Review of Margaret Attwood: Oryx and Crake

Oryx and CrakeMargaret Attwood
Oryx and Crake
[rate 3.5] Just above the average three-penguin, but not quite up to a four-penguin standard. Fans of Attwood, whilst enjoying this, won’t feel it is her best. People new to Attwood might be advised to read Blind Assassin or Robber Bride first to get a feel for her work.

This is another book recommended by Moose. Really should stop talking to that girl – she is being detrimental to my studies 😉 Anyhoo, those of you familiar with the Attwood canon of work will find all you are expecting in Oryx and Crake: dual story lines, messed up chronologies, with a post-apocalyptic setting remeniscent of Handmaid’s Tale. The chronology/story-line isn’t quite as confusing as Blind Assassin with it’s four (or five depending on how you count) parallel themes, but I prefered Assassin to this. Not that Oryx and Crake is bad, it isn’t, it is very good, especially at its chilling view of the near future and humanities downward spiral to self destruction, but I felt no connection to Snowman/Jimmy, and something was missing from the Children of Crake, so that I couldn’t picture them fully either.
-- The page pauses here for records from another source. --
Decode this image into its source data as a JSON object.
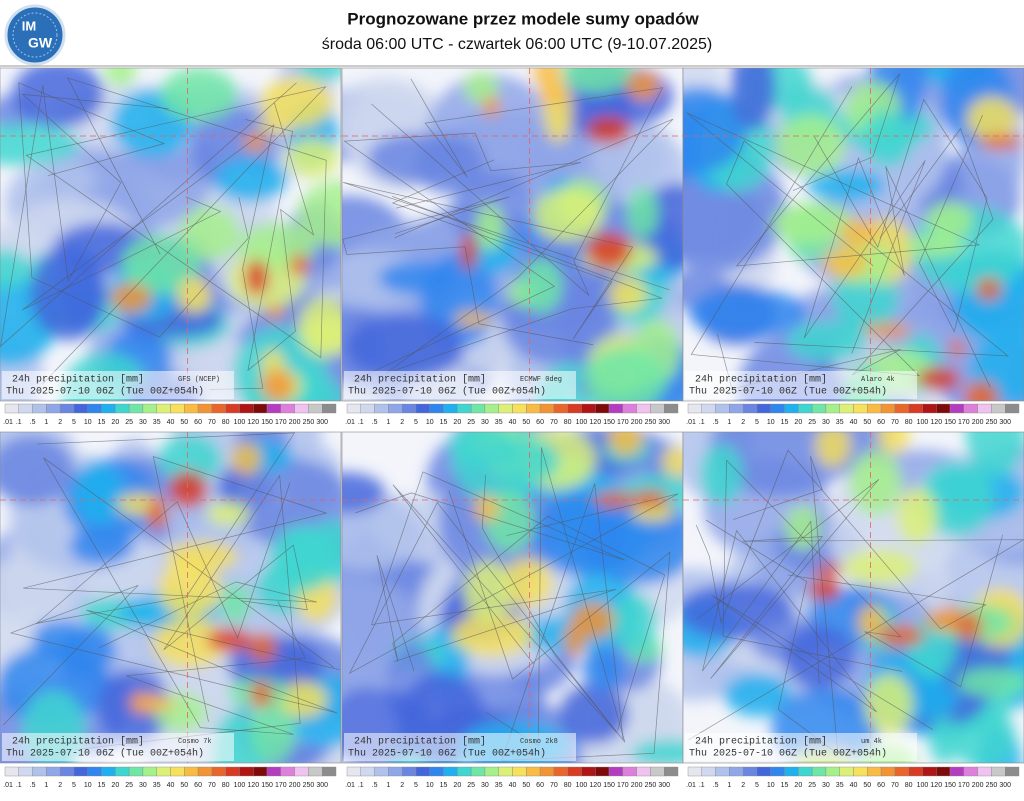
{
  "header": {
    "logo_top": "IM",
    "logo_bottom": "GW",
    "title": "Prognozowane przez modele sumy opadów",
    "subtitle": "środa 06:00 UTC - czwartek 06:00 UTC (9-10.07.2025)"
  },
  "map_label": "24h precipitation  [mm]",
  "valid_time": "Thu 2025-07-10 06Z (Tue 00Z+054h)",
  "panels": [
    {
      "model": "GFS (NCEP)"
    },
    {
      "model": "ECMWF 0deg"
    },
    {
      "model": "Alaro 4k"
    },
    {
      "model": "Cosmo 7k"
    },
    {
      "model": "Cosmo 2k8"
    },
    {
      "model": "um 4k"
    }
  ],
  "colorbar": {
    "labels": [
      ".01",
      ".1",
      ".5",
      "1",
      "2",
      "5",
      "10",
      "15",
      "20",
      "25",
      "30",
      "35",
      "40",
      "50",
      "60",
      "70",
      "80",
      "100",
      "120",
      "150",
      "170",
      "200",
      "250",
      "300"
    ],
    "colors": [
      "#e6e6ee",
      "#cfd8ef",
      "#b0c2ec",
      "#8fa6e8",
      "#6a86e2",
      "#4466dc",
      "#2f86ef",
      "#1fb0ef",
      "#3fd6d0",
      "#6fe6a6",
      "#a6f08c",
      "#dcf078",
      "#f6e05c",
      "#f8bc44",
      "#f29434",
      "#e8662c",
      "#d83a22",
      "#b01414",
      "#7e0a0a",
      "#b43cc0",
      "#dc80dc",
      "#f0c2f0",
      "#c8c8c8",
      "#8c8c8c"
    ]
  }
}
Perhaps that is the point?

I am musing out loud now, so forgive me if I ramble. The more I think on that last point, the unreality of the Craker’s, how they are missing something, perhaps that is Attwood’s point? Because the Children were designed to be a new (read better ?) form of humanity, with certain traits omitted, we just cannot identify with them. It is the very flaws omitted from the Children which make us human.

Hmmm, I am just talking out of my hat. The idea I want to express is on the tip of my tongue, but I can’t seem to put it into words right now. Don’t be surprised if this review isn’t rewritten a couple of times! As for the ending – pah! Left gloriously open so you can make up your own mind as to the fate of Snowman, humanity, and the Children of Crake, but I was left with a lingering sense of disapointment. Am I being too morbid in that I project fullscale destruction of the Children by the remaining humans? I can’t see the two groups living together somehow. Part of me wants a Planet of the Apes-type ending, where the Children reign supreme, but if war/strife/etc simply isn’t part of their makeup, how can that be? Or will the essential ‘humanity’ of the Children resurface. After all, they have started to make art…

I don’t know. Something was off about this one to me. It didn’t quite hit all the buttons I have come to expect Attwood to hit.

Now if you will excuse me I am off to read Blind Assassin once more to restore my faith in her skill. Not Handmaid’s Tale though, that just plain freaked the hell out of me.